54, 1.2       O Mensch, bewein                         Markus 14, 3-9

139           Verleih uns Frieden

 

 

Du unser Gott,

der du uns freundlich entgegenkommst in deinem Evangelium,

wir bitten dich, lass uns deine Güte erkennen und Dir danken,

durch unseren Herrn und Bruder Jesus Christus, Deinen Sohn, der mit dir und dem heiligen Geist lebt und regiert in Ewigkeit.

Amen

 

Herr, du unser Gott und Vater:

 

Wir bitten dich um dein heilsames Wort. Segne deine Gemeinde hier an diesem Ort und in aller Welt. Gib dein Evangelium in die Ohren und Herzen, dass die Menschen dich erkennen und ihnen geholfen wird.

 

Wir bitten dich für die Völker und Staaten. Gib du allen Menschen ihr Recht und ihre Freiheit. Wehre der Unterdrückung und der Gewalt. Schaffe du Einsicht bei den Herrschenden, und hilf uns zum Frieden.

 

Wir bitten dich um deinen Segen für alle Arbeit. Gib du, dass deine Gaben allen denen zuteil werden, die sie brauchen. Gib du Arbeit und Brot, gib Heimat und gib Anerkennung, und lass die Menschen leben und glücklich sein vor Dir.

 

Sei du mit allen Eheleuten. Segne Eltern und Kinder. Hilf den Kranken. Geleite die Sterbenden. Tröste die Trauernden.

 

Herr, dein Wort ist unseres Fußes Leucht und ein Licht auf unserem Wege. Lass uns dies Wort leuchten jeden Tag, den du uns schenkst.

Amen

 

Liebe Gemeinde!

 

Das jedenfalls ist klar für den, der eben zugehört hat: Richtig rechnen und das Richtige tun, das ist zweierlei: So hat es Jesu gesagt, als er die Frau in Schutz nahm: „Sie hat es gut gemacht.“ Und also haben die Leute, die diese Frau anfuhren, nicht recht gehabt.
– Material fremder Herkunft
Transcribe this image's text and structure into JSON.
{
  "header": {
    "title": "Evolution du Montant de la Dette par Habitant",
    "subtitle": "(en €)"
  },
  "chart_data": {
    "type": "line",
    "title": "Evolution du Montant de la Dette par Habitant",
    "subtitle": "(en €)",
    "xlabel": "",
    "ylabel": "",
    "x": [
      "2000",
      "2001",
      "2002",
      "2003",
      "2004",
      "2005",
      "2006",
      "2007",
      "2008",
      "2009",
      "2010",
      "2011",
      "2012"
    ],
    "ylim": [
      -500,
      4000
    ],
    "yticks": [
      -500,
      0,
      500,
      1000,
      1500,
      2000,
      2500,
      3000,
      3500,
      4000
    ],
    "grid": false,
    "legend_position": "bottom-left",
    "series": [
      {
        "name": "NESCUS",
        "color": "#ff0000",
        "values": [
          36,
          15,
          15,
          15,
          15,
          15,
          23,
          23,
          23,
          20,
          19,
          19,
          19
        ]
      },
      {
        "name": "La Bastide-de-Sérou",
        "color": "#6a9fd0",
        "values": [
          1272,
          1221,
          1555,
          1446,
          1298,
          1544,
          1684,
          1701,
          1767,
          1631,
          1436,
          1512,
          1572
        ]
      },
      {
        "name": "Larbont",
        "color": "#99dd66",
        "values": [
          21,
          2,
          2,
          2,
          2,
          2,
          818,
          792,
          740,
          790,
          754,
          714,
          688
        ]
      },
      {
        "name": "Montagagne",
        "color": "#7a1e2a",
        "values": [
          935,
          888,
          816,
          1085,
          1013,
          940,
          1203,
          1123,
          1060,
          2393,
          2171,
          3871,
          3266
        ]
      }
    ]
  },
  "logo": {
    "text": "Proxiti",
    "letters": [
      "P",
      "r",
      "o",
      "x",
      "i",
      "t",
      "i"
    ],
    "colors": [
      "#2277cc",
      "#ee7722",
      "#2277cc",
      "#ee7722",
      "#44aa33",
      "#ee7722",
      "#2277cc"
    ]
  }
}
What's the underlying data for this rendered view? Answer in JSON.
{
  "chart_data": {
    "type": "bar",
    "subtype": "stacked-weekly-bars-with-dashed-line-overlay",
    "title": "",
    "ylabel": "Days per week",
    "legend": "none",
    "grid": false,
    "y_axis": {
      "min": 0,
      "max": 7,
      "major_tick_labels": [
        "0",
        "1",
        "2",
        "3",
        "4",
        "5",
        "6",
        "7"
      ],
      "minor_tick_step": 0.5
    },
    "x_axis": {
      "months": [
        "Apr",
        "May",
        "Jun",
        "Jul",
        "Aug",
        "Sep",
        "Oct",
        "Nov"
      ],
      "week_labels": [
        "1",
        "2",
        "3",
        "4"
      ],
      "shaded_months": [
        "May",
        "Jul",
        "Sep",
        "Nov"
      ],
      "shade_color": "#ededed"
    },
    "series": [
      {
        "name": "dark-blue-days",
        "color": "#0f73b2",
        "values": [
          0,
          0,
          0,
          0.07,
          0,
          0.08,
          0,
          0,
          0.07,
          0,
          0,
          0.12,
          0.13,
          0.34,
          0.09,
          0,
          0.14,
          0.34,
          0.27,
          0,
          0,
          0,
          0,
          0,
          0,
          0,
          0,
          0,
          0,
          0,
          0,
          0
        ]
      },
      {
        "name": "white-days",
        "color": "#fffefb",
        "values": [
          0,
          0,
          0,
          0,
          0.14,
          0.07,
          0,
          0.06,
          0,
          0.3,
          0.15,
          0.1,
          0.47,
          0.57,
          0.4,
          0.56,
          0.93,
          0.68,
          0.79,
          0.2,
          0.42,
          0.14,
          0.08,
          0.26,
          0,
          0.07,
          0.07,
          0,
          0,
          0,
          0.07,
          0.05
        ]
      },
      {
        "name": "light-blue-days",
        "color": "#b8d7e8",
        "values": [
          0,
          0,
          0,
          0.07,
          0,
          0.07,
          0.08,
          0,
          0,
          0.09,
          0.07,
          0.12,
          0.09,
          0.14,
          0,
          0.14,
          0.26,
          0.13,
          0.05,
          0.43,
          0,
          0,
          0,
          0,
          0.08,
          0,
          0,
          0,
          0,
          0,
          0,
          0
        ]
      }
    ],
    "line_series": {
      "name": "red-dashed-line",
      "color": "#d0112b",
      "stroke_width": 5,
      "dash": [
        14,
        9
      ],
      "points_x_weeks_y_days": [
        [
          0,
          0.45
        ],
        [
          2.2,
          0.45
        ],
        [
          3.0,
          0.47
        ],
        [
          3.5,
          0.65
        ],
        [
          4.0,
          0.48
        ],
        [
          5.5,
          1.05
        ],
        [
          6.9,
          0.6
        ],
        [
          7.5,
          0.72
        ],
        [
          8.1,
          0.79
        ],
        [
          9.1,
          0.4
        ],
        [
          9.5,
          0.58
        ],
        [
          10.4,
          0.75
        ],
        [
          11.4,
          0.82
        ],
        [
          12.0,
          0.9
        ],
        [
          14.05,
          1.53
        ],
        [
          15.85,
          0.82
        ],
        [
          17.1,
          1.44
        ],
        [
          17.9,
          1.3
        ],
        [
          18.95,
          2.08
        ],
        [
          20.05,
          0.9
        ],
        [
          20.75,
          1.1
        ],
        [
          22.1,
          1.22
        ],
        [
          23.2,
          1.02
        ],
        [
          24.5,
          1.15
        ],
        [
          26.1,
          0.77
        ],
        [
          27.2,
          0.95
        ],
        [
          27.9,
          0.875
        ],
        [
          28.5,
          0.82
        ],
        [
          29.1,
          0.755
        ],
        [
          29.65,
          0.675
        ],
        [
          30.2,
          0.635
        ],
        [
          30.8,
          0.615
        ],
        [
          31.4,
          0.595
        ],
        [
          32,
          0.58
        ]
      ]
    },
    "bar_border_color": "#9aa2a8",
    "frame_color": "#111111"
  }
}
Vergeudung, so sagten sie, ist das, was diese Frau getan hat. Unverantwortlich ist das, so sagten sie, angesichts all der Armut; und ist es nicht wirklich die allerdringlichste Aufgabe, solcher Armut abzuhelfen, gegen den Hunger in aller Welt anzukämpfen, damals wie heute? Das hat Jesus ja nicht bestritten: Arme habt ihr allezeit bei euch, und wenn ihr wollt, könnt ihr ihnen Gutes tun! Aber trotzdem: Sie hat es gut gemacht, die Frau. Sie hat getan, was sie konnte.

 

Vielleicht verstehen wir ein bisschen besser, warum die Leute sich so aufgeregt haben über diese Frau und das, was sie getan hat, wenn wir auf die Summe blicken, von der da die Rede ist: Mehr als dreihundert Silbergroschen. Als in Jesu Gleichnis der Hausherr sich Arbeiter für seinen Weinberg dingte, da machte er mit ihnen einen solcher Silbergroschen als Taglohn aus. Dreihundert Silbergroschen – das wäre also ein gutes Jahresverdienst. Wenn wir es heute nehmen, käme da eine fünfstellige Summe heraus! Und wofür ist sie ausgegeben? Bloß, um da dem Gast mit dem Wohlgeruch eine Freude zu bereiten, und ihn eine Ehre zu erweisen.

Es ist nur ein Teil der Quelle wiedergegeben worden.